Most owner/managers running a service SME might think of "equity" as being the personal funds they have invested in their business through a) the expenses they have incurred in marketing and promoting their services, b) the funds invested in purchasing computer or office equipment, or c) the amounts not paid in salary that were used to develop the business. The word "debt" conjures up i)funds borrowed from friends or relatives to start the business or ii)perhaps a bank line of credit obtained after you have been in business for some time and have developed accounts receivable against which you could borrow bank funds (if you are in a service business, it is unlikely you would have inventory against which you could borrow).

In both cases, you are likely typical of many service SMEs. In a recent study undertaken for the Canadian Bankers Association (CBA) concerning access to financing for small and medium-sized businesses in Canada, the researchers found that, for SMEs who currently financed their companies at least partially through loans from banks or other financial institutions (51% of the population surveyed), 75% report that an operating line of credit is the facility utilized most frequently. With regard to equity sources, retained earnings and personal savings were mentioned most often (40% and 39% respectively) by those surveyed, as a source of financing.

But there are numerous other sources of funds available to help you finance your SME service business. However, most relate to debt because SMEs typically would not reach a size that would make them attractive for public or private investment. In this module, we outline some of the sources and methods for obtaining both debt and equity funding.
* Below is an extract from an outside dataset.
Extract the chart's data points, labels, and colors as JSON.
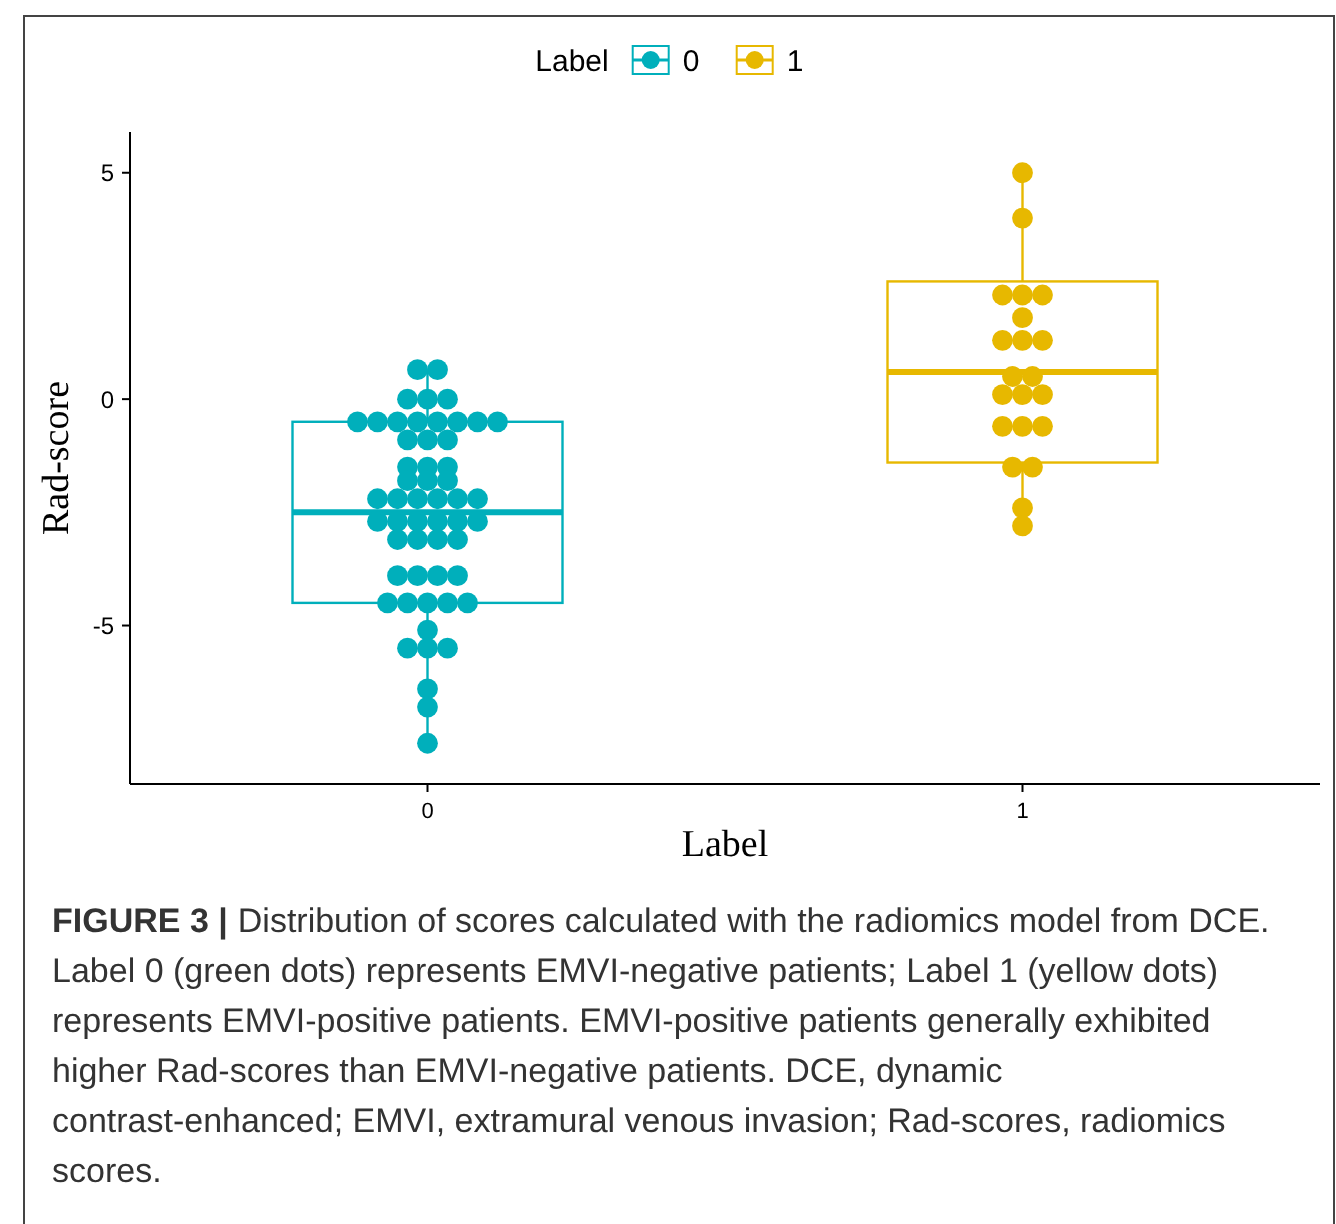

The module is not intended as an exhaustive list of all such sources, but should nevertheless touch on many of the methods that can be used to garner the funds necessary to help make your business more competitive.
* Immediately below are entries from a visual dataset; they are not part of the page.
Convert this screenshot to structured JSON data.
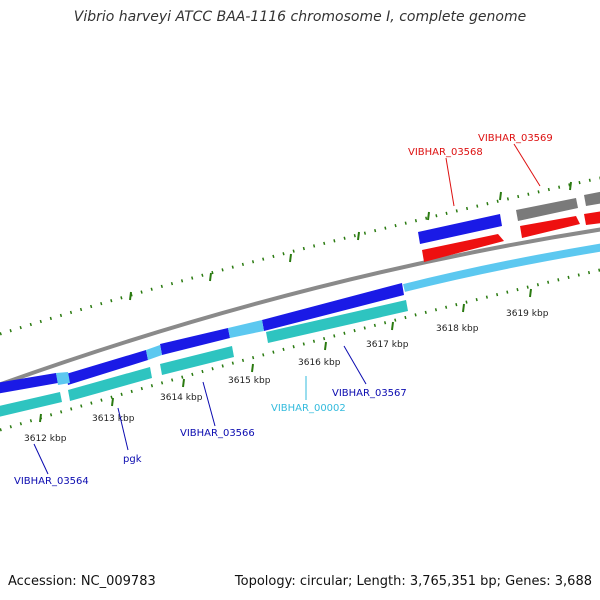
{
  "title": "Vibrio harveyi ATCC BAA-1116 chromosome I, complete genome",
  "footer": {
    "accession": "Accession: NC_009783",
    "summary": "Topology: circular; Length: 3,765,351 bp; Genes: 3,688"
  },
  "colors": {
    "cds": "#1a1ae6",
    "cds_light": "#5cc8f0",
    "gene_teal": "#2ec4c0",
    "gene_red": "#ee1010",
    "gene_gray": "#7a7a7a",
    "tick": "#2a7a10",
    "backbone": "#8a8a8a",
    "label_blue": "#0b0bb0",
    "label_cyan": "#33bbdd",
    "label_red": "#dd1111"
  },
  "scale": {
    "labels": [
      "3612 kbp",
      "3613 kbp",
      "3614 kbp",
      "3615 kbp",
      "3616 kbp",
      "3617 kbp",
      "3618 kbp",
      "3619 kbp"
    ]
  },
  "gene_labels": [
    {
      "text": "VIBHAR_03564",
      "color": "label_blue"
    },
    {
      "text": "pgk",
      "color": "label_blue"
    },
    {
      "text": "VIBHAR_03566",
      "color": "label_blue"
    },
    {
      "text": "VIBHAR_00002",
      "color": "label_cyan"
    },
    {
      "text": "VIBHAR_03567",
      "color": "label_blue"
    },
    {
      "text": "VIBHAR_03568",
      "color": "label_red"
    },
    {
      "text": "VIBHAR_03569",
      "color": "label_red"
    }
  ]
}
One word of caution concerning debt. If you enter into a "formal" arrangement to borrow funds (as opposed, for instance, to the "informal" use of credit cards where the amounts are smaller and there is limited personal contact with the lender), you are agreeing to take on a "partner"(not in the legal sense, but rather from the perspective of a third party who now has a keen interest in your business) . That "partner", by virtue of the funds invested in your business, has the right (and the obligation) to keep fully up-to-date on what is happening with your business. You in turn have the obligation to keep the lender informed and, in many cases, depending on the terms of the loan agreement, to refer to the lender before making any major decisions concerning your business. It also means of course that you are responsible for making timely interest and principal payments; the failure to do so means that you will put yourself in a difficult administrative and legal position. Thus if you can avoid borrowing, avoid it. You will continue to be your own and sole master. If you must borrow, do so knowing that you are fortunate to be able to use someone else's money. Put yourself in their shoes and be prepared to nurture the relationship you will have with that "partner".